Late in November, Sprint and T-Mobile ended their merger talks, concluding an extended period of uncertainty in the wireless industry. In the end, Masayoshi Son, chairman and CEO of Softbank Bank Group and chairman of Sprint, was unwilling to give up control over his struggling company. Softbank also pledged to increase its investment in Sprint by 85 percent.
Joe Mullin: The speculation of the proposed merger caused certainly slowed things down. Now that both companies have realized that they are going to go ahead on their own, it is a major growth opportunity.
Ron Bizick: T-Mobile continued business as usual during the merger talks, which for them meant continued enhancements to the existing network and new activity and investment in its more recent spectrum acquisitions. I think they learned from failed merger with AT&T that there are no certainties and they needed to maintain their pace during merger talks. Immediately after the merger talks ended, we are now beginning to see an active Sprint out in the marketplace, assembling site lists from tower companies and talking with tower companies about their potential upcoming needs.
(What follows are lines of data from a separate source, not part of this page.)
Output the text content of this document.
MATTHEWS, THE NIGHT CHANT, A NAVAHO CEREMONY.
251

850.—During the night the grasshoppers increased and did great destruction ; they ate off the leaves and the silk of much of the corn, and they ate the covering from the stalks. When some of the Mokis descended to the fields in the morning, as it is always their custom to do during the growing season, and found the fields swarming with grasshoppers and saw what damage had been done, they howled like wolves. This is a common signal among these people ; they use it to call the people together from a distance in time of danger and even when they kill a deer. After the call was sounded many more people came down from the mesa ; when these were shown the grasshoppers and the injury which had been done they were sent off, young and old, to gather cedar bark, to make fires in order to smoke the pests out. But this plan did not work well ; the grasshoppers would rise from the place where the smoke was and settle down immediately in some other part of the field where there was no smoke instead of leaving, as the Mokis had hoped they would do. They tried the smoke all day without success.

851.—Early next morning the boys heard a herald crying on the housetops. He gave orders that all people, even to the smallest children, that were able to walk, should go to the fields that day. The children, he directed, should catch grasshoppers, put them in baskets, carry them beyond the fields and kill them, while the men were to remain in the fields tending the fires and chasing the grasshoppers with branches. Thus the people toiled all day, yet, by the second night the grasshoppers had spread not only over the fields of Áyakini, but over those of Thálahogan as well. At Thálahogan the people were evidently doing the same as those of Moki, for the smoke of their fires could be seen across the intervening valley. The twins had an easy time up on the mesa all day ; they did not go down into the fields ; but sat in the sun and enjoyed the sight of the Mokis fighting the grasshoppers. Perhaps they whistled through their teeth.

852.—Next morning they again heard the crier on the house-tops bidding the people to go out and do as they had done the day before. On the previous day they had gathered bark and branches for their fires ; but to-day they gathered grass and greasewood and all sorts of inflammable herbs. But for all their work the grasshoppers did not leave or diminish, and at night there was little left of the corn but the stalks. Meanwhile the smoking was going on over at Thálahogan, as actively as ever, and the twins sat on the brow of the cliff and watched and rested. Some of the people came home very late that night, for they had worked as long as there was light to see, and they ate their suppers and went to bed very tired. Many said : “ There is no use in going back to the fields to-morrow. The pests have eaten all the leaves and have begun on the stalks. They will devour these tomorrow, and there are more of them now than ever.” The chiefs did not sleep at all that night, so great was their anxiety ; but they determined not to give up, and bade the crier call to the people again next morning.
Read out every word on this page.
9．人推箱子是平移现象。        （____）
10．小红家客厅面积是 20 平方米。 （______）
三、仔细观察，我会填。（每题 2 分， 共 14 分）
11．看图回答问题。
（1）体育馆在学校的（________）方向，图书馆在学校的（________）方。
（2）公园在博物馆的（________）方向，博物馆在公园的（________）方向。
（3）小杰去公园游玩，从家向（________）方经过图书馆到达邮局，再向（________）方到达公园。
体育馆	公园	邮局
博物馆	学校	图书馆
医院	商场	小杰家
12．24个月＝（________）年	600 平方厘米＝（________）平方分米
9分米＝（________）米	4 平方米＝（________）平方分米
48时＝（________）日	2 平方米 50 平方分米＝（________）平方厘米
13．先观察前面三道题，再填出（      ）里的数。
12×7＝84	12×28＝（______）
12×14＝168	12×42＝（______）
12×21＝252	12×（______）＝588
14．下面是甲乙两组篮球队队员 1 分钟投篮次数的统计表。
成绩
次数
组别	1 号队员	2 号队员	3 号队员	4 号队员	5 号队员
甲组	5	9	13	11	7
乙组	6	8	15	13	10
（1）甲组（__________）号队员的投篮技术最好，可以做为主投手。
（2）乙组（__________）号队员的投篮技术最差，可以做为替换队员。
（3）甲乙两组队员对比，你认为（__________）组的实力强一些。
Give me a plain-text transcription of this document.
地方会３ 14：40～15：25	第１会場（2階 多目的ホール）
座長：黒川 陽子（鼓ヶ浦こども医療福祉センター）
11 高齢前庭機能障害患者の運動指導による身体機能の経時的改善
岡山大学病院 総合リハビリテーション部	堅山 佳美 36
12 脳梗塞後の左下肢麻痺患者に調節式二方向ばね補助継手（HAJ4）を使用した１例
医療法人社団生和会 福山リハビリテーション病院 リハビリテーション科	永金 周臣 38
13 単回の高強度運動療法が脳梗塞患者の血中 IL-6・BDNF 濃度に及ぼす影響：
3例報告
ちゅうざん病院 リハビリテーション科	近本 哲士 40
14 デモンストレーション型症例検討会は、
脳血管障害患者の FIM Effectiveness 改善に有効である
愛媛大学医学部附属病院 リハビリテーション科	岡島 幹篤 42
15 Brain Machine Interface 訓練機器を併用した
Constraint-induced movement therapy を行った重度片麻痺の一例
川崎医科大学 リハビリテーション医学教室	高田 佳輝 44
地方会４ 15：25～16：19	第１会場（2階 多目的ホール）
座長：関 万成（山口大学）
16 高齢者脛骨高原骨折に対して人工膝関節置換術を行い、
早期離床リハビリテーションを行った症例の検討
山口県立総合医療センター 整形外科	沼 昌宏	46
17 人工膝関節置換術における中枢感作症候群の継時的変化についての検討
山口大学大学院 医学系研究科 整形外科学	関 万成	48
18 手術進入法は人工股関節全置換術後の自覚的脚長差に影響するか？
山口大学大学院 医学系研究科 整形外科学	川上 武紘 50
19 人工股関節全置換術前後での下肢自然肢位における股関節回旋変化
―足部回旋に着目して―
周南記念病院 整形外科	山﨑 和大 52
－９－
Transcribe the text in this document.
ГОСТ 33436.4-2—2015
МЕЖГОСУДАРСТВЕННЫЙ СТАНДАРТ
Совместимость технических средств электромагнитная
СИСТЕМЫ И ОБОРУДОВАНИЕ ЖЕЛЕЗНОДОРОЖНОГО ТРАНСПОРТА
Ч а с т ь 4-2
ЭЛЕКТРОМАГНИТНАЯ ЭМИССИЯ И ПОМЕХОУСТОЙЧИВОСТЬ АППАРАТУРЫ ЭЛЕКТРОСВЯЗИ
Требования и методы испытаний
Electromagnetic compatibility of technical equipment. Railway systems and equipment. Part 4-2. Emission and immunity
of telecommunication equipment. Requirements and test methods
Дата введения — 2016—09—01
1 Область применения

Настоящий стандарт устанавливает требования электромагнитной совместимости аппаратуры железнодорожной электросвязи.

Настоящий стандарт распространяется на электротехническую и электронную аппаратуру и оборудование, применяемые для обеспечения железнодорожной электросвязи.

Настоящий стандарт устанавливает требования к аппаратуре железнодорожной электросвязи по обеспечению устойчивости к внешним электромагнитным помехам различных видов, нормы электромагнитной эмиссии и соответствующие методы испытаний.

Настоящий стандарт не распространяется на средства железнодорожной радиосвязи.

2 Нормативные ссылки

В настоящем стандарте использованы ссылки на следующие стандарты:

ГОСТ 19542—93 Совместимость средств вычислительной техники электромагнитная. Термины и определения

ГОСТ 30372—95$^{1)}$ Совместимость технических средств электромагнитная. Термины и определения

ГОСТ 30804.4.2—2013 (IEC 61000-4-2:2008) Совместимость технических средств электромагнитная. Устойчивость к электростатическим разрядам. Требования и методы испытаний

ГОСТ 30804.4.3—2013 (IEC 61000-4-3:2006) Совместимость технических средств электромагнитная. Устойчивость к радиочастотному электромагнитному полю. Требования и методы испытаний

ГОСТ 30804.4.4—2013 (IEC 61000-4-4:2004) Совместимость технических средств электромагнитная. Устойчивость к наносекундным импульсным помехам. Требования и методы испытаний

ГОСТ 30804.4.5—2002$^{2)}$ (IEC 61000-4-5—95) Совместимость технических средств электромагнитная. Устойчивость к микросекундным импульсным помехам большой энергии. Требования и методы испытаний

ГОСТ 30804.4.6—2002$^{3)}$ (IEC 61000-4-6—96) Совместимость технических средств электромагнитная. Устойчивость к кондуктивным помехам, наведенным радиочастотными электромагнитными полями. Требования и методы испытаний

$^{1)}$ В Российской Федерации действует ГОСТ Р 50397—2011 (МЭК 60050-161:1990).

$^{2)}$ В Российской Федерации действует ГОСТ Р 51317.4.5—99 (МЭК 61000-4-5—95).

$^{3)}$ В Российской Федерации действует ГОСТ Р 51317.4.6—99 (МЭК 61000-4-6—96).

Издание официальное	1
It should be a pretty darn good year for all of us.
For the last five years or more, we have had four place settings at the table and never had more than two people eating at a time. This year it feels like we are going to have all four people at the dinner table and that’s great. Who knows! Perhaps Dish will pop by for a bite and we will need to add the table leaf.
Tony Peduto: Sprint will now be spending money for the first time since their Network Vision build in 2013. This is great for towers. I also believe “once for sale, always for sale” and that this will lead to Sprint and/or T-Mobile looking at other M & A opportunities (cable providers/Dish/Amazon or Google).